The pseudonym, 'scrapworm,' names the allegory of my creative process. This identity is a human perspective on witnessing the passage of time and figuratively identifies with more subtle entanglements of living systems' dynamics. We are all really 'scrapworms', winding paths through the collective composts of time, thought, matter, space, society, culture, and the webbed metaphorical implications of such concepts. I transform materials while considering associative meanings and optical effects.

As 'scrapworm', I (and generally, we) survive days by perceptively synthesizing images, and forms of existing - searching for something that is actually indefinable. We collect parts of the overwhelming sensory intellectual experience of external reality based on our uniquely personal aspects. We perceptively meander routes through such mental accumulations, each of us processing and creating uniquely 'new' things. I wind an individual path and consider examples from the world document: maximally using, paying attention to, and re-interpreting that which I encounter.

Blurring borders between the real, the imaginary, and the symbolic; my art practice re-examines traditional existential concepts from various angles, creating suspended metaphoric maps. I seek to extrapolate on Henry Miller's language in Creative Death, understanding that: "…by the force and power of the artist’s vision the static, synthetic whole {which has constructed} the world is destroyed. The artist gives back to us a vital singing universe, alive in all its parts…..his poem is the legend wherein he buries himself, where he relates of the  mysteries of birth and death - his reality, his experience."

My interdisciplinary studio practice focuses on patterns of nature,   society, and self-nature. My visual experiments lead to the 2D components and 3D structures that I use to construct immersive installation environments. I merge genres to allow the work to question both preconceived notions of art in culture and expected relationships between the viewer and “specific” media forms. My projects include, but are not limited to, explorations via: collage, digital video, photography, installation, sculpture, books, printmaking, assemblage, audio, performance, web sites, and psycho-geographic events that combine linked public projects.

The projects have previously imagined (non-literal) future wastelands of the ‘American Dream’ that foreshadow themselves by investigating subtle determinants. I am currently working with astronomical data acquired by space telescope of neblulae: creating in a discourse on the time-bending implied by transmitting optical data through deep space (as related to the limit of speed of light and also emerging paradigms on the electric universe, quantum dynamics, and null physics).

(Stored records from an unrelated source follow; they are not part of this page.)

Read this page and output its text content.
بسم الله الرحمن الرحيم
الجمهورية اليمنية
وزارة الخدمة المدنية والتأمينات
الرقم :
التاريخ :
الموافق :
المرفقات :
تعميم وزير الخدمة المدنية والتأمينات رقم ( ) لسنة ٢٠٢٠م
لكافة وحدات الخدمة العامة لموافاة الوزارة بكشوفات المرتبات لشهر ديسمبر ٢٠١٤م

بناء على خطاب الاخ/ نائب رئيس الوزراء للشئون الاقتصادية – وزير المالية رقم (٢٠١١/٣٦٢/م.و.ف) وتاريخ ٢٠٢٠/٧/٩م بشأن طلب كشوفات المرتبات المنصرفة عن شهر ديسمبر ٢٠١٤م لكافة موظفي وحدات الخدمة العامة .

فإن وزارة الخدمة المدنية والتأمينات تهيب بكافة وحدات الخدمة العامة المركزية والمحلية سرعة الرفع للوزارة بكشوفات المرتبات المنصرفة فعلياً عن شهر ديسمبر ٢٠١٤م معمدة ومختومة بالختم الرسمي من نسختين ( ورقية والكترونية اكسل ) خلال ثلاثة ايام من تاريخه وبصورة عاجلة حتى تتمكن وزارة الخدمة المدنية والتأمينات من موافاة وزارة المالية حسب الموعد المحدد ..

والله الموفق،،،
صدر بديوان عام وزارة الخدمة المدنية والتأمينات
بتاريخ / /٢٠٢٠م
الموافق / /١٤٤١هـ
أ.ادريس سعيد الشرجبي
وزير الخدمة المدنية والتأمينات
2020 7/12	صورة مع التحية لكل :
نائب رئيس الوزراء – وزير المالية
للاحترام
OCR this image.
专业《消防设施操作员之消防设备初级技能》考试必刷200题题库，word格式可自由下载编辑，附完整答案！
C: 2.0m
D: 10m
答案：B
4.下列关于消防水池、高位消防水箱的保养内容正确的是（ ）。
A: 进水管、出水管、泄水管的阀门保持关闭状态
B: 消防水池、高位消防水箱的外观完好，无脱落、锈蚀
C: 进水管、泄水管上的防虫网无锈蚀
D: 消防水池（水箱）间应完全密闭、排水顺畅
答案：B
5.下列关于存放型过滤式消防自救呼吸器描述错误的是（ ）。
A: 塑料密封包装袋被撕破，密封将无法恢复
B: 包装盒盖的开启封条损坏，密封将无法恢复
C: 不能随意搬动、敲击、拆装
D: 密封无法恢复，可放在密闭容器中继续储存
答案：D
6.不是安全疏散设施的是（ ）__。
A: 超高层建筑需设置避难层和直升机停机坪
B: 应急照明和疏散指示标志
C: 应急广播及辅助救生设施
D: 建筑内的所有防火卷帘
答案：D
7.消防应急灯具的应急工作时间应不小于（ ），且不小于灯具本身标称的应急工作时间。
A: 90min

Astronomy is a glimpse into the past and the future. Like rocks and fossils are bits of the past brought into the present day, the light we see has traveled years since its initial emission; and the path we are yet to travel can be detected as the grid of the celestial sphere continues to rise and descend upon our ecliptically illuminated path.

Creating forms that seek to evoke contrasts and open sensory dialogues, I engage myself in a recombinant synthesis of scraps (along and within the dualistic dynamic of an extended individual and collective temporal experience). I become involved in a process of bringing abstract ideas into metaphoric representation by deconstructing and associatively constructing allegorical situations (on surfaces, in videos, via interactive performance, and as installation components). The invented spaces, surfaces, videos, and sculptures are timeless (and/or time-folding) layered combinations that explore media, information, and visual culture as socio-psychological language and ethno-archeological artifact.